Semantic recall enables agents to retrieve contextually relevant messages from conversation history using vector embeddings and similarity search. This provides long-term memory beyond recent message limits.
How It Works
The SemanticRecall processor operates as both an input and output processor:
On Input : Performs semantic search on historical messages and adds relevant context
On Output : Creates embeddings for new messages to enable future semantic search
Basic Configuration
Enable semantic recall with vector storage and an embedder:
import { Memory } from '@mastra/core' ;
import { PgVector } from '@mastra/vector-pg' ;
import { LibSQLStore } from '@mastra/store-libsql' ;
const memory = new Memory ({
storage: new LibSQLStore ({
id: 'agent-memory' ,
url: 'file:./memory.db'
}),
vector: new PgVector ({
connectionString: process . env . DATABASE_URL
}),
embedder: 'openai/text-embedding-3-small' ,
options: {
lastMessages: 10 ,
semanticRecall: {
topK: 5 ,
messageRange: 2 ,
scope: 'resource'
}
}
});
Configuration Options
Enable semantic recall with defaults (true) or configure with detailed options
Number of most similar messages to retrieve from the vector database
messageRange
number | { before: number; after: number }
default: "1"
Amount of surrounding context to include with each retrieved message
scope
'thread' | 'resource'
default: "'resource'"
Scope of semantic search:
thread: Search only within the current conversation thread
resource: Search across all threads owned by the user/resource
Minimum similarity score (0-1).

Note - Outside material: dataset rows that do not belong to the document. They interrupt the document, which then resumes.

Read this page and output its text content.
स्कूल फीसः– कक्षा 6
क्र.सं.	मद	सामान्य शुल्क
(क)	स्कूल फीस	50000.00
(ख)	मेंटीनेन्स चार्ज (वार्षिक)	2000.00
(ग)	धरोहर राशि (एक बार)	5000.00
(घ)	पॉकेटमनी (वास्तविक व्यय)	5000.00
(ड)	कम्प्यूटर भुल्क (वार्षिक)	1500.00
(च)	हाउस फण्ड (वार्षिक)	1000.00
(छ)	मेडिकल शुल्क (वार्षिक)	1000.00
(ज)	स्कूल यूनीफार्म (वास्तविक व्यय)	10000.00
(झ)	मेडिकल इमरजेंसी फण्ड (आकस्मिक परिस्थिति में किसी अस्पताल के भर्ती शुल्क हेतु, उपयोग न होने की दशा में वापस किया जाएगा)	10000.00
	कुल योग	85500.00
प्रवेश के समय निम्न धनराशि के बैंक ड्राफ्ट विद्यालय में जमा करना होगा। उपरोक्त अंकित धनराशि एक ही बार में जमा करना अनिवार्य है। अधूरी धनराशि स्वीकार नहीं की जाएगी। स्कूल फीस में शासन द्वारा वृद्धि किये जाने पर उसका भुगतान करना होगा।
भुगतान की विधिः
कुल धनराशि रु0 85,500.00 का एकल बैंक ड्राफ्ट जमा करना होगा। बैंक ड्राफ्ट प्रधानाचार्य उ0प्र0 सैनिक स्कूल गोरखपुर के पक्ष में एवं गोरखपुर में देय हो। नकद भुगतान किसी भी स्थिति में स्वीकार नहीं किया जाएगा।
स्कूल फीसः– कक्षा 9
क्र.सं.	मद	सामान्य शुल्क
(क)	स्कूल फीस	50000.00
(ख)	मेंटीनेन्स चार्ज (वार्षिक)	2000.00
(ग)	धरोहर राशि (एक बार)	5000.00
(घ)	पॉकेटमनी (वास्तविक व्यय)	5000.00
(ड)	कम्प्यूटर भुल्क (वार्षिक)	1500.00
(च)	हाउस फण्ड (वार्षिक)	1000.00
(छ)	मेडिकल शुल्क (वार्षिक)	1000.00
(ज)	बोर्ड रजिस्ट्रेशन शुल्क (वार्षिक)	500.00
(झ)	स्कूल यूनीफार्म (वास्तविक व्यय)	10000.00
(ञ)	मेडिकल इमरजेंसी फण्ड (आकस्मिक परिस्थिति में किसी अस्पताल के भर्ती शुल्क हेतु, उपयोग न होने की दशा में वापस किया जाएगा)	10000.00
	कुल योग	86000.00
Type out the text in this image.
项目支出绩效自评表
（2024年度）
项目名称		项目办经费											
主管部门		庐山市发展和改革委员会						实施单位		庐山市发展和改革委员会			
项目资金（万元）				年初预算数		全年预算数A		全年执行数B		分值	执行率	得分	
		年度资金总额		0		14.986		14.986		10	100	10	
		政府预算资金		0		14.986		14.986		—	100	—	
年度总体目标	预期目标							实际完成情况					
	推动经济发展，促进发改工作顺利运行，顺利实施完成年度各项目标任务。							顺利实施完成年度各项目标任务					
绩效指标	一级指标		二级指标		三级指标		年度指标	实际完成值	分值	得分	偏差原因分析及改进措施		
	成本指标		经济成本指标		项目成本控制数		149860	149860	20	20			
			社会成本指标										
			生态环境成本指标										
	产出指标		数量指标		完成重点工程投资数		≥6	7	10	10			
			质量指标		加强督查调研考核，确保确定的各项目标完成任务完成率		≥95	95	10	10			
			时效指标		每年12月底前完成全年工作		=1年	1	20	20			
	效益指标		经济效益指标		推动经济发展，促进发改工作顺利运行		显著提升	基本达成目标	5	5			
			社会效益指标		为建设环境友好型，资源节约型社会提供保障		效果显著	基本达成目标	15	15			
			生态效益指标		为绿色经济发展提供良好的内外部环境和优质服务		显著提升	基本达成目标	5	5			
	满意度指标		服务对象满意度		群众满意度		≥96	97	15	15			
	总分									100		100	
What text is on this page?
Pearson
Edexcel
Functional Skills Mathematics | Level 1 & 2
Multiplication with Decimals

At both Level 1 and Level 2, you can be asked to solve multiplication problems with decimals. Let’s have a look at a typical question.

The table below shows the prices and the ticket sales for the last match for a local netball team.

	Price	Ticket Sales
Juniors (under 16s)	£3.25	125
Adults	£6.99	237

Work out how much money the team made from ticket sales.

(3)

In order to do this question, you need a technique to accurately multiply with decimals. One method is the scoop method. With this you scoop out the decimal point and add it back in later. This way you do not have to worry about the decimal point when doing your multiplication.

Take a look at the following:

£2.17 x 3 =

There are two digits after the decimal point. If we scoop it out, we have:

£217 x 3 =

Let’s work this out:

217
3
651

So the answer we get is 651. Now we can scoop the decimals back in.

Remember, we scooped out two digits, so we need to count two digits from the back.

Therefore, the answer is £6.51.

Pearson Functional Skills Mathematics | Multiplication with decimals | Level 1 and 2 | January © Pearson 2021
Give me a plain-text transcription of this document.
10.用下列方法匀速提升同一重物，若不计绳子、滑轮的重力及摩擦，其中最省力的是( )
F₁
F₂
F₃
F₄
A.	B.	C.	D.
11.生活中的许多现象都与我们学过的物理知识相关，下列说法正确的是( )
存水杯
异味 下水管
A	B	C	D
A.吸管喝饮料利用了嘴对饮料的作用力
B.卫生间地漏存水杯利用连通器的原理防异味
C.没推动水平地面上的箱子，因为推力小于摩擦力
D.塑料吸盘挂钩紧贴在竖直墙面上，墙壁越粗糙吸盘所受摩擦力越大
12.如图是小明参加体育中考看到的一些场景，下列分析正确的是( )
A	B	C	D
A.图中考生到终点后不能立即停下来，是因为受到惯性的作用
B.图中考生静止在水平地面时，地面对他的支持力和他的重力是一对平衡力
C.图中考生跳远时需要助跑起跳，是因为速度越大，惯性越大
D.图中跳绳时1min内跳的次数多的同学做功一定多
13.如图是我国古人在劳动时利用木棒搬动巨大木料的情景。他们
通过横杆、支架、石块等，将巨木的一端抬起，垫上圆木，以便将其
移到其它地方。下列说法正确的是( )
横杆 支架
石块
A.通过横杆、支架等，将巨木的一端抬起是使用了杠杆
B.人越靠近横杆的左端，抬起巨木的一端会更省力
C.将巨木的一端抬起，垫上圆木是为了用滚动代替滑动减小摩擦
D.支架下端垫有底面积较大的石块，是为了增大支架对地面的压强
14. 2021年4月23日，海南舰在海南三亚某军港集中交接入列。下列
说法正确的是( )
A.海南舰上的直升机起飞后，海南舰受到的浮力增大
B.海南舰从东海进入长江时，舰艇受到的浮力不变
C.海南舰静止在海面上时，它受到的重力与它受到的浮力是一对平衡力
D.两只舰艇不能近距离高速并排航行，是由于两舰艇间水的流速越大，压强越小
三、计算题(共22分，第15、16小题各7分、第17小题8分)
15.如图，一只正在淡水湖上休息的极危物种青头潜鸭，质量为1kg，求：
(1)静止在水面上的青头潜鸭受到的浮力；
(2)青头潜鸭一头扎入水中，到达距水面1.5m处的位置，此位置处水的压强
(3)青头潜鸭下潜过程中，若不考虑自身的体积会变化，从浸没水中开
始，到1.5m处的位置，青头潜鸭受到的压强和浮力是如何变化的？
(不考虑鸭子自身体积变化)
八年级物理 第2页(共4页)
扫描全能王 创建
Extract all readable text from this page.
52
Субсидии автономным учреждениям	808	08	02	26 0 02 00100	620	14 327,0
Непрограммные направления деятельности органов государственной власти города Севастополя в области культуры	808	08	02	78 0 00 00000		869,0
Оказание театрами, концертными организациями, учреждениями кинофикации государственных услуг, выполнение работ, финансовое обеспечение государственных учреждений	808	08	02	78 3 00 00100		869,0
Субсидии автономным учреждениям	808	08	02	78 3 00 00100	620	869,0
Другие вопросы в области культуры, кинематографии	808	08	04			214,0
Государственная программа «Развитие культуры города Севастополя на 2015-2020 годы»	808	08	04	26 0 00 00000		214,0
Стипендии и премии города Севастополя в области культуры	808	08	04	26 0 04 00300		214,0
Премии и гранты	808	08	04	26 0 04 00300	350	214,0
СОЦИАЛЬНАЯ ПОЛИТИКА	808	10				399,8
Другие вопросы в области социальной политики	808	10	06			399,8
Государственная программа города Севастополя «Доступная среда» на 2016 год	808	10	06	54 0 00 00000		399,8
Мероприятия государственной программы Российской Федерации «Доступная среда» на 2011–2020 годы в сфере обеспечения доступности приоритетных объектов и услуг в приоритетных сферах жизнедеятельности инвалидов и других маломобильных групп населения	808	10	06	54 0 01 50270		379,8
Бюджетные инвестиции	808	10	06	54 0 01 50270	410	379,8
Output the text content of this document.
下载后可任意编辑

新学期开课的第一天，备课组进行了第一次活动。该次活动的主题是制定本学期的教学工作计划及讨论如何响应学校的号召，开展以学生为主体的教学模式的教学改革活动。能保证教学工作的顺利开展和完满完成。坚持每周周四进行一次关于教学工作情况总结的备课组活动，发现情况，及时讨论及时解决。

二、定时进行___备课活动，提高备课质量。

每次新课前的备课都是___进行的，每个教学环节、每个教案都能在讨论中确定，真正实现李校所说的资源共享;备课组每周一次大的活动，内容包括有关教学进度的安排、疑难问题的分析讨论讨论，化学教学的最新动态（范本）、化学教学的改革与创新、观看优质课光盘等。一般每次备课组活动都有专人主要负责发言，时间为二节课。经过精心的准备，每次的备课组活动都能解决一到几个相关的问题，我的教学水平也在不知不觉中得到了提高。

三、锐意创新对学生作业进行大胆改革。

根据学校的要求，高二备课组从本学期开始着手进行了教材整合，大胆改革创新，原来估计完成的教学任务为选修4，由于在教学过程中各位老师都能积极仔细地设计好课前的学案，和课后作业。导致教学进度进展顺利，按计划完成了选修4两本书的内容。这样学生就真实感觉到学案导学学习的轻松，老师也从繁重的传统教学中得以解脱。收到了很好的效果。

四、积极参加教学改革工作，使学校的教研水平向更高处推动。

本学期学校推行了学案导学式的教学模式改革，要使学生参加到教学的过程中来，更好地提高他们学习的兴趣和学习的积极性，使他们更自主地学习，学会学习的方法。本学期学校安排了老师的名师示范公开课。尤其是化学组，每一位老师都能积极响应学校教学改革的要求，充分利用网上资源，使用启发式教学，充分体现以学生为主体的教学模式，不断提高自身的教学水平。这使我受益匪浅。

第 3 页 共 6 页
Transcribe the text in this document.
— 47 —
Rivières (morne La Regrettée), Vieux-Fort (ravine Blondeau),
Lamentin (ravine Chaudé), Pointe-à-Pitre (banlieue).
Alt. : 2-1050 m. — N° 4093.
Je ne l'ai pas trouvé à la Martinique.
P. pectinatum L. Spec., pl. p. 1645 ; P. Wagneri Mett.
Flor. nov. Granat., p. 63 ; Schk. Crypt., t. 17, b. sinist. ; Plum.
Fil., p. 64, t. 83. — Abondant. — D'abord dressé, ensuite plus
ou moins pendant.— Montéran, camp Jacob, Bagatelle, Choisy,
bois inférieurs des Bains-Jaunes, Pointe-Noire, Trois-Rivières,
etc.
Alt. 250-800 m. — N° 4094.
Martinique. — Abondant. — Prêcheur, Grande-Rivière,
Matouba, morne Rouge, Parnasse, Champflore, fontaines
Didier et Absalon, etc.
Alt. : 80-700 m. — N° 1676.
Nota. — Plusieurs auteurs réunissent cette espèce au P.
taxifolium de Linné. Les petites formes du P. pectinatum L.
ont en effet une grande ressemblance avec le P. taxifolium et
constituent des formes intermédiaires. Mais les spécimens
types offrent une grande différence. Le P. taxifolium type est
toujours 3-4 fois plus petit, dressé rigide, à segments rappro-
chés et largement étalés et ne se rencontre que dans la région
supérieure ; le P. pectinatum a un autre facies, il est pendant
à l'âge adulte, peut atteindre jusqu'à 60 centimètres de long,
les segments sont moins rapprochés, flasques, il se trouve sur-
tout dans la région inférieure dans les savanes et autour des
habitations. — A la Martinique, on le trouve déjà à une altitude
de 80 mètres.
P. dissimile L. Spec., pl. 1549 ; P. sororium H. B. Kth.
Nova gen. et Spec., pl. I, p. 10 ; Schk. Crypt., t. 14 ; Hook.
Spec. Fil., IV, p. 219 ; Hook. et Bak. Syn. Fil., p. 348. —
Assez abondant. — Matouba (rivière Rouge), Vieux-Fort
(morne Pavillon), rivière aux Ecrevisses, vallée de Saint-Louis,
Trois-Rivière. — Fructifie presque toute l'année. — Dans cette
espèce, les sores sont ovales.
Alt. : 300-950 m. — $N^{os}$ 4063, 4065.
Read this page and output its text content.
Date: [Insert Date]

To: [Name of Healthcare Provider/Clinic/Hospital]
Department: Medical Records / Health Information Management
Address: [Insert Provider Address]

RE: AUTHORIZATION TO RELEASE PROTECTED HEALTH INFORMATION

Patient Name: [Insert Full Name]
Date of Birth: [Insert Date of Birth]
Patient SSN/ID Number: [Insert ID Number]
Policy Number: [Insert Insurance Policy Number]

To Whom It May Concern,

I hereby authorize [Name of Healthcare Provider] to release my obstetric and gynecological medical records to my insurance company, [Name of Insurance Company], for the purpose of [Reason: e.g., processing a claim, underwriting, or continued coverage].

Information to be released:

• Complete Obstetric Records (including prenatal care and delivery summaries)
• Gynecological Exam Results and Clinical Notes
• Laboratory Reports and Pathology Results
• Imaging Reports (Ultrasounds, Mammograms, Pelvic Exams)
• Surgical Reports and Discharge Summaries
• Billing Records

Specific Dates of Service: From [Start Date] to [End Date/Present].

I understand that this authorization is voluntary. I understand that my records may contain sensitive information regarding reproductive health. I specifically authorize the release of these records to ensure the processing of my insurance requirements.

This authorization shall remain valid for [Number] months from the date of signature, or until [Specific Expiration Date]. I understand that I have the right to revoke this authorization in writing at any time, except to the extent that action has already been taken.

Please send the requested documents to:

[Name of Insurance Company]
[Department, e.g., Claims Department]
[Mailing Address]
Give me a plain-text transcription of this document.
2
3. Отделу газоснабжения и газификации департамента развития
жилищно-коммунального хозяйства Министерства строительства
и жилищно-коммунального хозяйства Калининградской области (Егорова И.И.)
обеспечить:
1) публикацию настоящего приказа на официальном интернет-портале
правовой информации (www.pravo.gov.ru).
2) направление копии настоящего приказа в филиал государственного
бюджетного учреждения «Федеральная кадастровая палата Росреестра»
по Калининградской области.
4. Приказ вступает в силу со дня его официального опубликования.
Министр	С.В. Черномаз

Messages below this threshold are filtered out.
Configuration Examples
Simple Setup
const memory = new Memory ({
storage ,
vector ,
embedder: 'openai/text-embedding-3-small' ,
options: {
semanticRecall: true // Enable with defaults
}
});
Advanced Configuration
const memory = new Memory ({
storage ,
vector ,
embedder: 'openai/text-embedding-3-large' ,
embedderOptions: {
providerOptions: {
openai: {
dimensions: 1536 // Custom embedding dimensions
}
}
},
options: {
lastMessages: 10 ,
semanticRecall: {
topK: 8 ,
messageRange: { before: 2 , after: 3 },
scope: 'resource' ,
threshold: 0.7 ,
indexConfig: {
type: 'hnsw' ,
metric: 'dotproduct' ,
hnsw: {
m: 16 ,
efConstruction: 64
}
}
}
}
});
Thread-Scoped Recall
const memory = new Memory ({
storage ,
vector ,
embedder: 'openai/text-embedding-3-small' ,
options: {
semanticRecall: {
topK: 5 ,
scope: 'thread' // Only search current thread
}
}
});
Vector Store Setup
Semantic recall requires a vector database. Mastra supports multiple providers:
PostgreSQL (PgVector)
Pinecone
Qdrant
Chroma
import { PgVector } from '@mastra/vector-pg' ;
const vector = new PgVector ({
connectionString: process . env . DATABASE_URL
});
Embedder Configuration
Choose an embedding model compatible with your use case:
const memory = new Memory ({
storage ,
vector ,
embedder: 'openai/text-embedding-3-small' ,
embedderOptions: {
providerOptions: {
openai: {
dimensions: 1536
}
}
},
options: {
semanticRecall: true
}
});
Index Optimization
For PostgreSQL with pgvector, you can optimize semantic recall performance with index configuration:
const memory = new Memory ({
storage ,
vector ,
embedder: 'openai/text-embedding-3-small' ,
options: {
semanticRecall: {
topK: 5 ,
indexConfig: {
type: 'hnsw' , // Hierarchical Navigable Small World
metric: 'dotproduct' , // Best for OpenAI embeddings
hnsw: {
m: 16 , // Links per node
efConstruction: 64 // Construction quality
}
}
}
}
});
Index Types :
hnsw: Best performance for most cases (recommended)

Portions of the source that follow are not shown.